摘要：神经模型对文本到SQL任务，其中大部分目前的工作假设所有的输入问题，是合法的，并产生任何输入的SQL查询取得了显著成果。然而，在现实情况下，用户可以输入可能无法任何文本可以通过SQL查询的回答。在这项工作中，我们提出TriageSQL，第一跨域文本到SQL问题的意图分类基准，需要模型来区分四种类型，从回答的问题无法回答的问题。基线罗伯塔模型实现了对测试集的60％F1得分，证明了此任务需要进一步改进。我们的数据可在此HTTPS URL。

109. Anchor-based Bilingual Word Embeddings for Low-Resource Languages [PDF] 返回目录
Tobias Eder, Viktor Hangya, Alexander Fraser
Abstract: Bilingual word embeddings (BWEs) are useful for many cross-lingual applications, such as bilingual lexicon induction (BLI) and cross-lingual transfer learning. While recent methods have led to good quality BWEs for different language pairs using only weak bilingual signals, they still rely on an abundance of monolingual training data in both languages for their performance. This becomes a problem especially in the case of low resource languages where neither parallel bilingual corpora nor large monolingual training data are available. This paper proposes a new approach for building BWEs in which the vector space of the high resource source language is used as a starting point for training an embedding space for the low resource target language. By using the source vectors as anchors the vector spaces are automatically aligned.

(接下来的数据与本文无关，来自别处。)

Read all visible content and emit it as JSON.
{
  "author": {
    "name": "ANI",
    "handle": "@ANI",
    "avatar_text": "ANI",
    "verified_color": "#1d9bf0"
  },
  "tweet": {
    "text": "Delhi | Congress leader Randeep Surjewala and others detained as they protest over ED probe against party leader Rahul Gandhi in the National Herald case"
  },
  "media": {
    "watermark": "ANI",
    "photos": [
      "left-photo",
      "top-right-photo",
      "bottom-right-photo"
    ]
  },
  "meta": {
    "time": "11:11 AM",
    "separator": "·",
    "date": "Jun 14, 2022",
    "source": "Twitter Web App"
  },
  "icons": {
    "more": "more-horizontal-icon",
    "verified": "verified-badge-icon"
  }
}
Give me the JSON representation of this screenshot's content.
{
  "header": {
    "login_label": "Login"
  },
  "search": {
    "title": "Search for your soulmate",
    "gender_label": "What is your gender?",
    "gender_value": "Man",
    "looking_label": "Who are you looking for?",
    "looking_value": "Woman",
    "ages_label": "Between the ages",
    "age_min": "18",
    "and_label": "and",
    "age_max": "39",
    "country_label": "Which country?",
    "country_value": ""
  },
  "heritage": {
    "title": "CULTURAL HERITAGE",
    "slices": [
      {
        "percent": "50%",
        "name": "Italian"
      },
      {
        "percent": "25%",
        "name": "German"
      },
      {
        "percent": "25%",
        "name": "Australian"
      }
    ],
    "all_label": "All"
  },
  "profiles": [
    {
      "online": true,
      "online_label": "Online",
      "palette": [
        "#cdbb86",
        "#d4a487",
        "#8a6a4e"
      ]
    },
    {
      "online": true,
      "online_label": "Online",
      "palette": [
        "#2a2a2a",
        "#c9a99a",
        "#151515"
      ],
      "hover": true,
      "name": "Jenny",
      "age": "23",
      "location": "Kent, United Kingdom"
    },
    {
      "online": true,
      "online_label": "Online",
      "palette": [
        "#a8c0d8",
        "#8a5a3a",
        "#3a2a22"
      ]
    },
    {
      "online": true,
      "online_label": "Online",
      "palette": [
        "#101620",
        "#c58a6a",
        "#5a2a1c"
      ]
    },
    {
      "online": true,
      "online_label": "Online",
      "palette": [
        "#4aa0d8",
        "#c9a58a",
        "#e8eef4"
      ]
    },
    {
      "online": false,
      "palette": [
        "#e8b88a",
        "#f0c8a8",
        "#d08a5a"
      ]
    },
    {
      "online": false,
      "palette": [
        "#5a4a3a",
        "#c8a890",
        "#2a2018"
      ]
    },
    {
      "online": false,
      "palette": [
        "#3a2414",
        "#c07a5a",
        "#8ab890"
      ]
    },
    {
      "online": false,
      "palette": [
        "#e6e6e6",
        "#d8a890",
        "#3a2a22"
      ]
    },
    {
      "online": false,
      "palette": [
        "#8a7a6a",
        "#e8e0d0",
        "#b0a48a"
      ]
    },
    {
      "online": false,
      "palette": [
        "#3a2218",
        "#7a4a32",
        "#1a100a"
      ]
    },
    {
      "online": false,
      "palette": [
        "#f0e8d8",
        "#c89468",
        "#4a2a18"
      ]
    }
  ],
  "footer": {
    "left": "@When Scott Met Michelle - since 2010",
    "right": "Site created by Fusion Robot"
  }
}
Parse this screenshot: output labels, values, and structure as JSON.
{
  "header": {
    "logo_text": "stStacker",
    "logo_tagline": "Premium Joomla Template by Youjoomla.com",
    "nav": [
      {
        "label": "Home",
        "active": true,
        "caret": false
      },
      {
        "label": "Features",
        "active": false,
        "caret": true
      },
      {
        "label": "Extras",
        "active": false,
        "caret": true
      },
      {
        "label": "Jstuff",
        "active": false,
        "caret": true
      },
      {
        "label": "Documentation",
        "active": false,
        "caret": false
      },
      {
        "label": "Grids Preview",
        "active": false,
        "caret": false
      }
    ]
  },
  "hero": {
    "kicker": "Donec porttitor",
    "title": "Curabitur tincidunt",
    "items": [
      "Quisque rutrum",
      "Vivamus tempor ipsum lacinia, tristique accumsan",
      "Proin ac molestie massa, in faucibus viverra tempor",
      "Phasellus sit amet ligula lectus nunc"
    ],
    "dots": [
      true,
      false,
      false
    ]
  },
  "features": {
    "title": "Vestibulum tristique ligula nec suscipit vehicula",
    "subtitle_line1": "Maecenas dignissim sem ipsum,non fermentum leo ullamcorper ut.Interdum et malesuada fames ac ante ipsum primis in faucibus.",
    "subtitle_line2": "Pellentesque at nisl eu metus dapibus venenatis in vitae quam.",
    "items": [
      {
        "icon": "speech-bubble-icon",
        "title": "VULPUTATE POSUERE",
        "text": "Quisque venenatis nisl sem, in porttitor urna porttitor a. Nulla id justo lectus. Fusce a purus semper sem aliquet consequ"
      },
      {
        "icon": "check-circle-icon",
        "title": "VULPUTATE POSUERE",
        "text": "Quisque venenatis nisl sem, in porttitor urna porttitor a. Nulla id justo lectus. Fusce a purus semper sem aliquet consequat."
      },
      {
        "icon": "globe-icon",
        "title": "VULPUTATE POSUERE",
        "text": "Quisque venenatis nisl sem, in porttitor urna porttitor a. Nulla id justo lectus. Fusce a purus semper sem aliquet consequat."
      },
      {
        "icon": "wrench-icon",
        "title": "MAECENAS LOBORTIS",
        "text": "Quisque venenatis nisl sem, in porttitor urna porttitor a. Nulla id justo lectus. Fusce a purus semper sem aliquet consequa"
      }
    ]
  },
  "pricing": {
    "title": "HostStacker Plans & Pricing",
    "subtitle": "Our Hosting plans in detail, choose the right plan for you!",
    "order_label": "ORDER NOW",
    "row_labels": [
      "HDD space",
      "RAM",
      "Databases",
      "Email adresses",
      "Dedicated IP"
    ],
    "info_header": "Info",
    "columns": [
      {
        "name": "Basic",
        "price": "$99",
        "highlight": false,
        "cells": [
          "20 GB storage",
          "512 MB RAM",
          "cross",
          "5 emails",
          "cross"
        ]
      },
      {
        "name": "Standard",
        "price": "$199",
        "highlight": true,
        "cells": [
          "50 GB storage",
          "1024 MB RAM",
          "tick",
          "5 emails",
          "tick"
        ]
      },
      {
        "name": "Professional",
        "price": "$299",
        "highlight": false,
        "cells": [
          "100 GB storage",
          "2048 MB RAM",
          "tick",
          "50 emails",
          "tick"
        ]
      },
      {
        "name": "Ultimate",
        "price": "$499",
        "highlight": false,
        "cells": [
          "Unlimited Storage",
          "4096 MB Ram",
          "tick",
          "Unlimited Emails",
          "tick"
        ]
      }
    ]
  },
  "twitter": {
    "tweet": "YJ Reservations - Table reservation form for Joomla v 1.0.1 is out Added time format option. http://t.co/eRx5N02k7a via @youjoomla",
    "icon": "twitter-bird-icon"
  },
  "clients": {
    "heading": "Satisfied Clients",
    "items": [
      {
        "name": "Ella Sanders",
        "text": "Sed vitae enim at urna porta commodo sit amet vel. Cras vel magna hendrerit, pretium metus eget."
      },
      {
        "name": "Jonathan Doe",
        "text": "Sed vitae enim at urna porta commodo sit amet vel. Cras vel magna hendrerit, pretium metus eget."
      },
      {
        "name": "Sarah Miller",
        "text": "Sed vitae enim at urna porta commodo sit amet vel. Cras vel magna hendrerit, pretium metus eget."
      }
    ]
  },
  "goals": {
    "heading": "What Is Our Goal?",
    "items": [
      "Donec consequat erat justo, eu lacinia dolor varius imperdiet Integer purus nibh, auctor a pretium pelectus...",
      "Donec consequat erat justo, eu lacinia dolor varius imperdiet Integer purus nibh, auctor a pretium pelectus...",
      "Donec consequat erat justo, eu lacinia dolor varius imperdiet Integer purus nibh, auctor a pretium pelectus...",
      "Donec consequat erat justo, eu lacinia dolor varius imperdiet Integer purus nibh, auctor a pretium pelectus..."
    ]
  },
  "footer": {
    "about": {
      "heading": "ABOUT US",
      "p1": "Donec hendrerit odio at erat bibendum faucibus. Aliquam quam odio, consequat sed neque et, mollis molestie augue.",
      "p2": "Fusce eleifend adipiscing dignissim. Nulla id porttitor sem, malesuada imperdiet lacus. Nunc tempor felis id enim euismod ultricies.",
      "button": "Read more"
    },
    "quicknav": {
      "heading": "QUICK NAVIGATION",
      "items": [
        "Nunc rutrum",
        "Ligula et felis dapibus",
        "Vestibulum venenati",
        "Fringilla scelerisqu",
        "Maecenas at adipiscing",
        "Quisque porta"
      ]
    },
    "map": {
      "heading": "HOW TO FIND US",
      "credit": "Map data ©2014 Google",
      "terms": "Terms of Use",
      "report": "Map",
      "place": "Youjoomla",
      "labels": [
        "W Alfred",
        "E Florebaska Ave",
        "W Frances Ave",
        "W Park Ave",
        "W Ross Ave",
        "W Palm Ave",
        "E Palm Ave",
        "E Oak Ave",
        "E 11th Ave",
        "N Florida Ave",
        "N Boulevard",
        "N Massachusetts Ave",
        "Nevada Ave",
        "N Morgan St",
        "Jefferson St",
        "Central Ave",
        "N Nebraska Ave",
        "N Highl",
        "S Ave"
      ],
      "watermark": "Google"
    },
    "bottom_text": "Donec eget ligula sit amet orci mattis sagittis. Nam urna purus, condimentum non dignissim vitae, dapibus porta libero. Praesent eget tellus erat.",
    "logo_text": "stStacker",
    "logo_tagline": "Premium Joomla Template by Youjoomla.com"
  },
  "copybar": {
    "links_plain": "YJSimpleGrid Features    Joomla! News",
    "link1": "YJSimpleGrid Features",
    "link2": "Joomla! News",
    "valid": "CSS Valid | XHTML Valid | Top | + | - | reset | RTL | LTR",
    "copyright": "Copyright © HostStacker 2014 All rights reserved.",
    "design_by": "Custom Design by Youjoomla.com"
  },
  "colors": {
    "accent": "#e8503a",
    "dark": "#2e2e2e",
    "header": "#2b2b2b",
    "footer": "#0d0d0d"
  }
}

We evaluate the resulting BWEs on BLI and show the proposed method outperforms previous approaches in the low-resource setting by a large margin. We show strong results on the standard English-German test pair (using German to simulate low resource). We also show we can build useful BWEs for English-Hiligaynon, a true low-resource language, where previous approaches failed.
摘要：双语字的嵌入（BWEs）是许多跨语言的应用程序，例如双语词典诱导（BLI）和跨语种转印学习有用的。尽管最近的方法已经使用只有疲软的双语信号导致以优良的品质BWEs针对不同的语言对，他们仍然依靠这两种语言为他们的表现丰富的单语训练数据。这将成为特别是在不平行语料库双语大也不单语训练数据可用低资源语言的情况下的一个问题。本文提出了一种建立在高资源源语言的向量空间被用作用于低资源目标语言训练的嵌入空间的起点BWEs的新方法。通过使用源矢量作为锚矢量空间自动对齐。我们评估对BLI产生的BWEs并显示该方法优于大幅度的低资源设置以前的方法。我们展示（采用德国来模拟较低的资源）的标准英语，德语测试一双有力的结果。我们还表明我们可以建立英语希利盖农文，一个真正的低资源语言，在以前的方法失败有用BWEs。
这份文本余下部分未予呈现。